São estruturas formadas pela combinação de quatro moléculas. Porque ambos possuem NH2 
(amina) e COOH (carboxila) nas duas extremidades. Se numa ponta do tetrâmero estivessem 
todas as extremidades NH2 e na outra todas as COOH. 
55. Em que tipos celulares são encontrados filamentos de queratina? Que outras 
estruturas são formadas por queratina? 
Tipicamente nos epitélios. A queratina também forma cabelos, pelos, unhas, cascos e garras. 
As penas das aves também são formadas por um tipo diferente de queratina. 
56. Quais os tipos de filamentos intermediários encontrados nas células do sistema 
nervoso (neurônios, células gliais e neurônios periféricos)? 
Nos neurônios, os neurofilamentos; nas células da glia, a proteína acídica glial; e nos neurônios 
periféricos, a periferina. 
57. Como os filamentos intermediários podem ser úteis no diagnóstico do câncer? 
Identificando-se os filamentos intermediários presentes nas células tumorais é possível 
descobrir a origem primária do câncer e optar por um melhor tratamento. 
58. De que tipos celulares são característicos os filamentos de vimentina e desmina, 
respectivamente? 
Vimentina, das células de origem mesenquimal: tecidos conjuntivos de modo geral e endotélio 
dos vasos. Desmina, nas células musculares. 

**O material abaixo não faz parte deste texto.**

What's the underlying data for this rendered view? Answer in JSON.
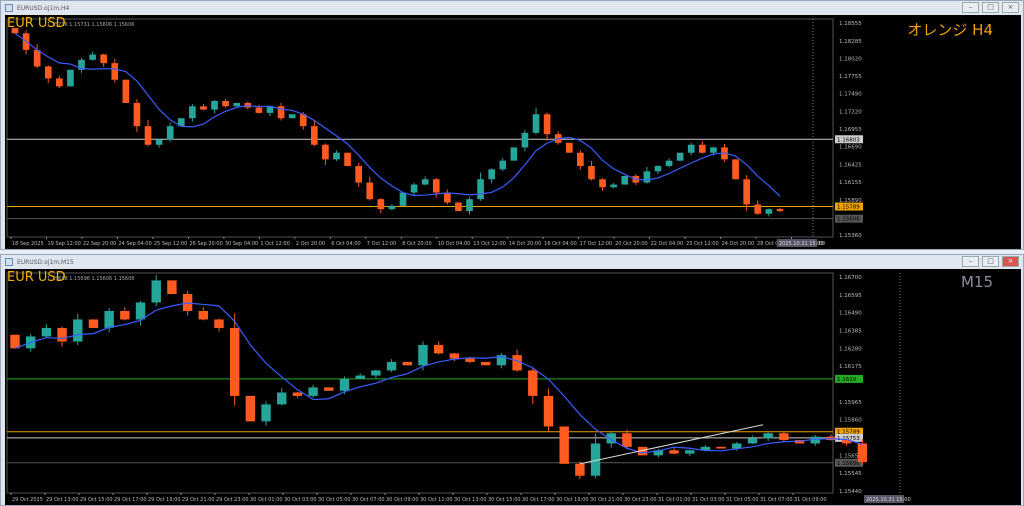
{
  "top": {
    "window_title": "EURUSD.oj1m,H4",
    "ohlc_text": "1.15716 1.15731 1.15606 1.15606",
    "symbol": "EUR USD",
    "overlay_label": "オレンジ H4",
    "overlay_color": "#f0a000",
    "chart_data": {
      "type": "candlestick",
      "ylim": [
        1.1536,
        1.18555
      ],
      "y_ticks": [
        "1.18555",
        "1.18285",
        "1.18020",
        "1.17755",
        "1.17490",
        "1.17220",
        "1.16955",
        "1.16690",
        "1.16425",
        "1.16155",
        "1.15890",
        "1.15360"
      ],
      "x_ticks": [
        "18 Sep 2025",
        "19 Sep 12:00",
        "22 Sep 20:00",
        "24 Sep 04:00",
        "25 Sep 12:00",
        "26 Sep 20:00",
        "30 Sep 04:00",
        "1 Oct 12:00",
        "2 Oct 20:00",
        "6 Oct 04:00",
        "7 Oct 12:00",
        "8 Oct 20:00",
        "10 Oct 04:00",
        "13 Oct 12:00",
        "14 Oct 20:00",
        "16 Oct 04:00",
        "17 Oct 12:00",
        "20 Oct 20:00",
        "22 Oct 04:00",
        "23 Oct 12:00",
        "24 Oct 20:00",
        "28 Oct 04:00",
        "29 Oct 12:00"
      ],
      "cursor_time": "2025.10.31 15:00",
      "closes": [
        1.184,
        1.1815,
        1.179,
        1.1772,
        1.176,
        1.1785,
        1.18,
        1.1808,
        1.1795,
        1.177,
        1.1735,
        1.17,
        1.1672,
        1.168,
        1.17,
        1.1712,
        1.173,
        1.1725,
        1.1738,
        1.173,
        1.1735,
        1.1728,
        1.172,
        1.173,
        1.1712,
        1.1718,
        1.17,
        1.1672,
        1.165,
        1.166,
        1.164,
        1.1615,
        1.159,
        1.1575,
        1.158,
        1.16,
        1.1612,
        1.162,
        1.16,
        1.1585,
        1.1572,
        1.159,
        1.162,
        1.1635,
        1.1648,
        1.1668,
        1.169,
        1.1718,
        1.1688,
        1.1675,
        1.166,
        1.164,
        1.162,
        1.1608,
        1.1612,
        1.1625,
        1.1615,
        1.1632,
        1.164,
        1.1648,
        1.166,
        1.1672,
        1.166,
        1.1668,
        1.165,
        1.162,
        1.1582,
        1.1568,
        1.1575,
        1.1572
      ],
      "lines": [
        {
          "price": 1.16803,
          "label": "1.16803",
          "color": "#cccccc"
        },
        {
          "price": 1.15789,
          "label": "1.15789",
          "color": "#f0a000"
        },
        {
          "price": 1.15606,
          "label": "1.15606",
          "color": "#555555"
        }
      ]
    }
  },
  "bottom": {
    "window_title": "EURUSD.oj1m,M15",
    "ohlc_text": "1.15688 1.15696 1.15606 1.15606",
    "symbol": "EUR USD",
    "overlay_label": "M15",
    "overlay_color": "#8a9099",
    "chart_data": {
      "type": "candlestick",
      "ylim": [
        1.1544,
        1.167
      ],
      "y_ticks": [
        "1.16700",
        "1.16595",
        "1.16490",
        "1.16385",
        "1.16280",
        "1.16175",
        "1.15965",
        "1.15860",
        "1.15650",
        "1.15545",
        "1.15440"
      ],
      "x_ticks": [
        "29 Oct 2025",
        "29 Oct 13:00",
        "29 Oct 15:00",
        "29 Oct 17:00",
        "29 Oct 19:00",
        "29 Oct 21:00",
        "29 Oct 23:00",
        "30 Oct 01:00",
        "30 Oct 03:00",
        "30 Oct 05:00",
        "30 Oct 07:00",
        "30 Oct 09:00",
        "30 Oct 11:00",
        "30 Oct 13:00",
        "30 Oct 15:00",
        "30 Oct 17:00",
        "30 Oct 19:00",
        "30 Oct 21:00",
        "30 Oct 23:00",
        "31 Oct 01:00",
        "31 Oct 03:00",
        "31 Oct 05:00",
        "31 Oct 07:00",
        "31 Oct 09:00"
      ],
      "cursor_time": "2025.10.31 15:00",
      "closes": [
        1.1628,
        1.1635,
        1.164,
        1.1632,
        1.1645,
        1.164,
        1.165,
        1.1645,
        1.1655,
        1.1668,
        1.166,
        1.165,
        1.1645,
        1.164,
        1.16,
        1.1585,
        1.1595,
        1.1602,
        1.16,
        1.1605,
        1.1603,
        1.161,
        1.1612,
        1.1615,
        1.162,
        1.1618,
        1.163,
        1.1625,
        1.1622,
        1.162,
        1.1618,
        1.1624,
        1.1615,
        1.16,
        1.1582,
        1.156,
        1.1553,
        1.1572,
        1.1578,
        1.157,
        1.1565,
        1.1568,
        1.1566,
        1.1568,
        1.157,
        1.1569,
        1.1572,
        1.1575,
        1.1578,
        1.1574,
        1.1572,
        1.1576,
        1.1574,
        1.1572,
        1.1561
      ],
      "lines": [
        {
          "price": 1.161,
          "label": "1.1610",
          "color": "#22aa22"
        },
        {
          "price": 1.15789,
          "label": "1.15789",
          "color": "#f0a000"
        },
        {
          "price": 1.15753,
          "label": "1.15753",
          "color": "#cccccc"
        },
        {
          "price": 1.15606,
          "label": "1.15606",
          "color": "#555555"
        }
      ],
      "trendline": [
        [
          1.156,
          1.1583
        ]
      ]
    }
  },
  "colors": {
    "bull": "#26a69a",
    "bear": "#ff5a1f",
    "ma": "#3a5cff"
  }
}
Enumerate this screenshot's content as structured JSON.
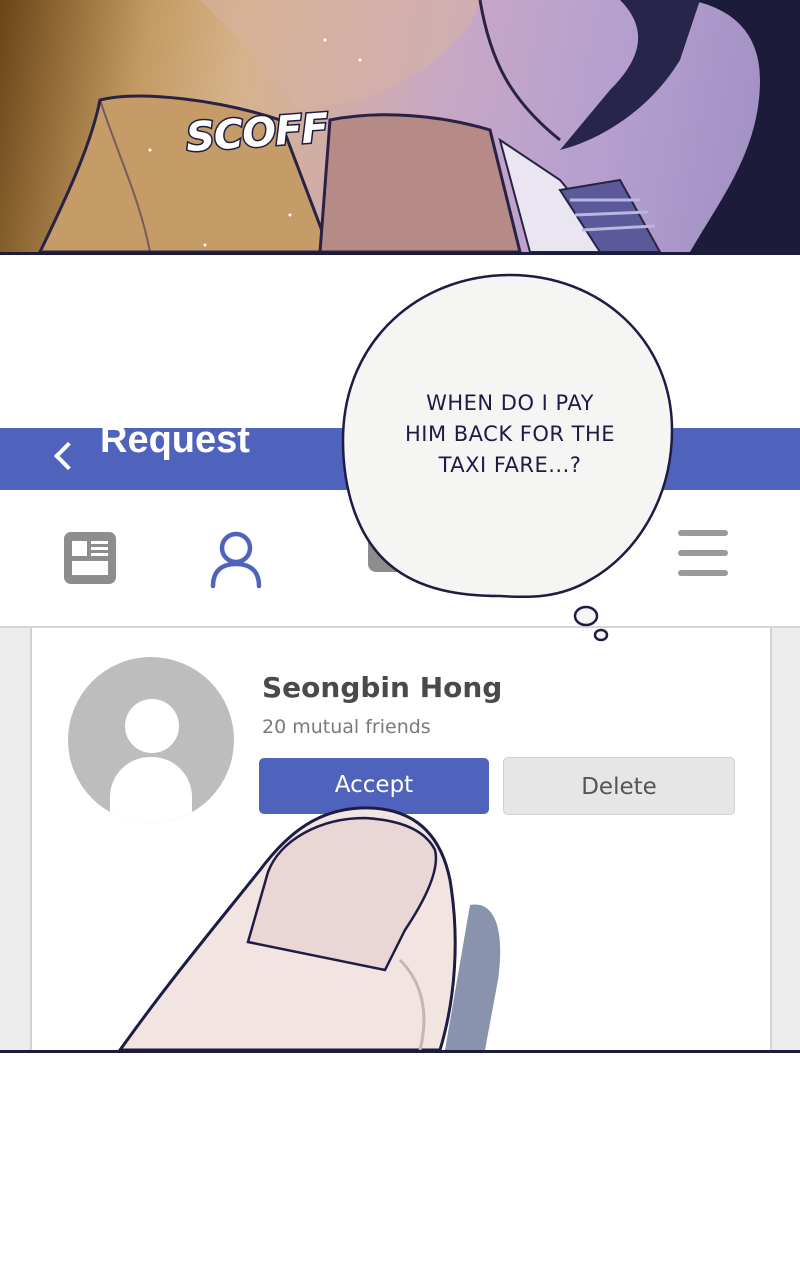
{
  "top_panel": {
    "sound_effect": "SCOFF"
  },
  "thought_bubble": {
    "lines": [
      "WHEN DO I PAY",
      "HIM BACK FOR THE",
      "TAXI FARE...?"
    ]
  },
  "app": {
    "header": {
      "back_icon": "chevron-left-icon",
      "title": "Request"
    },
    "nav": {
      "items": [
        {
          "icon": "news-feed-icon",
          "active": false
        },
        {
          "icon": "friends-icon",
          "active": true
        },
        {
          "icon": "chat-icon",
          "active": false
        },
        {
          "icon": "menu-icon",
          "active": false
        }
      ]
    },
    "friend_request": {
      "name": "Seongbin Hong",
      "mutual_friends": "20 mutual friends",
      "accept_label": "Accept",
      "delete_label": "Delete"
    },
    "colors": {
      "accent": "#4f63bd",
      "background": "#ececec",
      "muted_button": "#e6e6e6"
    }
  }
}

59. Qual a doença associada ao aumento excessivo de neurofilamentos? 
A esclerose amiotrófica lateral, onde o acúmulo de neurofilamentos no axônio dificulta o 
transporte do estímulo nervoso. 
60. Por que as lâminas nucleares devem se despolimerizar durante a divisão mitótica? O 
que ocorre durante a divisão nas células que não possuem lâminas? 
Para que o envoltório nuclear se desagregue. Nas células sem lâmina nuclear a mitose é dita 
fechada, isto é, ocorre sem que o envoltório se desfaça. 
61. Com os conhecimentos adquiridos nesta aula, comente a frase: “do pó vieste e ao pó 
retornarás”. 
Grande parte da poeira que se acumula numa casa resulta da descamação de células 
epiteliais, das quais resta principalmente a queratina. Também nas sepulturas, os restos 
mortais se resumem a ossos, dentes e estruturas formadas por queratina. Quer dizer, podemos 
não vir do pó, mas certamente ao pó retornaremos... 
 
AULA 18 – MICROTÚBULOS 
62. O que é um protofilamento? Quantos protofilamentos formam um microtúbulos? 
São filamentos formados pela ligação linear de dímeros de α e β- tubulina. Treze 
protofilamentos dispostos em paralelo se fecham, formando um túbulo oco: o microtúbulo.